In comparison, in New York, a new field hospital in New York’s Central Park opened and will treat coronavirus patients. The temporary hospital will be located in Central Park’s East Meadow in front of Mount Sinai Hospital, according to a spokesperson for the Mount Sinai Health System.

New York Governor Andrew Cuomo blasted those ignoring strict social distancing orders to curb the spread of the coronavirus pandemic, a day after crowds gathered to catch a glimpse of the USNS Comfort docking in New York Harbor.

“You want to go out and act stupid for yourself that’s one thing. But your stupid actions don’t just affect you. You come home and can infect someone else and even cause death for them,” Cuomo said during his daily briefing.

New York also appears to be lacking tests, despite being the most afflicted area in the US.

Regardless, most of the measures in New York appear to be more in line with recommendations, rather than strict regulations that must be followed or there would be repercussions.

Still, however, non-essential businesses have been ordered to close or end all in-person functions in New York.

In New York, Governor Andrew Cuomo’s rules were ordered to start on March 22nd.Similarly, the order requires non-essential business workers to stay home. Essential workforce includes healthcare workers, transit employees, childcare providers, food delivery workers. Non-compliance by businesses may result in fines or summonses.

New York’s governor has not released any details about delaying the primary set for April 28th, but The New York Times reports election officials are discussing options related to pushing it back to June 23rd.

In New York city itself, the mayor on March 16th signed an executive order closing all nightclubs, movie theaters, small theater houses and concert venues.

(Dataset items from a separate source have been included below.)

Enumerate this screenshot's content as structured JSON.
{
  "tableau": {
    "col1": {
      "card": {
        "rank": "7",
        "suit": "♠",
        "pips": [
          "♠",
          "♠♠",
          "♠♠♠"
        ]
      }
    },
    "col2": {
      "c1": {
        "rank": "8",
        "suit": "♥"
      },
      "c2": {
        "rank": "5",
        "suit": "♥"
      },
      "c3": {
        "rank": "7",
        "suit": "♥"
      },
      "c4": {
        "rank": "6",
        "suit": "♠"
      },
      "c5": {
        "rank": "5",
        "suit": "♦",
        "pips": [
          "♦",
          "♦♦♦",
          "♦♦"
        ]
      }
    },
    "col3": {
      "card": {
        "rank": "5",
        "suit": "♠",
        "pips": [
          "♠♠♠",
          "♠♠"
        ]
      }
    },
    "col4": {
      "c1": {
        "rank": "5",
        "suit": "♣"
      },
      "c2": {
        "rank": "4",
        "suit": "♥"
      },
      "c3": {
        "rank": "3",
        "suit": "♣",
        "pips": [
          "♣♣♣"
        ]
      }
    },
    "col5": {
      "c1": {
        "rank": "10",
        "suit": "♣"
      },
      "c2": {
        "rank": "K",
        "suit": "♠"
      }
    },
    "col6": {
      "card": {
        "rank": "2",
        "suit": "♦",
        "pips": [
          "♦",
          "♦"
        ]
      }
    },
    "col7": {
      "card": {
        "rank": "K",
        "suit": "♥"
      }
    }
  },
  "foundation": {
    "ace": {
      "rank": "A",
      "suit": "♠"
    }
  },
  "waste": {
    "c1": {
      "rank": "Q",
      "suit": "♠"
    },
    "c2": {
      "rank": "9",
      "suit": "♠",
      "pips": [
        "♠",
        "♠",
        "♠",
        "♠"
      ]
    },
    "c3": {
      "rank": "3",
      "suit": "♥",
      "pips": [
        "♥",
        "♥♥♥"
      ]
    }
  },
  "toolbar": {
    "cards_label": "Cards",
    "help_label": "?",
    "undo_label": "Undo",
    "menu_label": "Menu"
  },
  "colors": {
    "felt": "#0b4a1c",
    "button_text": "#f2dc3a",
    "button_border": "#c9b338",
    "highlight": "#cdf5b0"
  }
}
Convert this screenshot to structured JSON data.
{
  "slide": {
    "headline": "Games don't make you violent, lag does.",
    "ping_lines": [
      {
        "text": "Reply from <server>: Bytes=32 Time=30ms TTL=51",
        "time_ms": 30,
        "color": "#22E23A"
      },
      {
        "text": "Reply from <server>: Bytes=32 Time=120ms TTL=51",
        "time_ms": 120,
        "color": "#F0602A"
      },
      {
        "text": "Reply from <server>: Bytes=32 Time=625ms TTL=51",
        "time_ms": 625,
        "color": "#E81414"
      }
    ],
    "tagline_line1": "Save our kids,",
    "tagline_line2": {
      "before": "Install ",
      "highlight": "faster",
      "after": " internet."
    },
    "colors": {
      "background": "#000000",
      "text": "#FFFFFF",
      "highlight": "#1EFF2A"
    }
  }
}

Cuomo announced March 20 that, effective immediately, non-essential gatherings of any size are banned, public transit should only be taken when absolutely necessary; strict social distancing — maintaining at least a 6-foot distance from others in public — must be obeyed.

There are no legal consequences for individuals but crowds violating the new orders will be broken up.

Starting the week of March 22, all events and team sports in NYC Parks will be canceled, with Mayor de Blasio saying the ban will last “for weeks, probably months.”

People are still allowed in parks, but any events involving large groups will not be allowed.

Playgrounds across the city will remain open for now, but the mayor said they could be closed if parents don’t have their kids practicing social distancing and staying six feet away from other children they don’t live with.

The time will reveal which strategy is better and what goals local authorities pursue by acting thise way. However, the fact of the matter is that Moscow began implementing the measures at 1,000 cases, while New York began undertaking serious actions when the cases were already in the tens of thousands.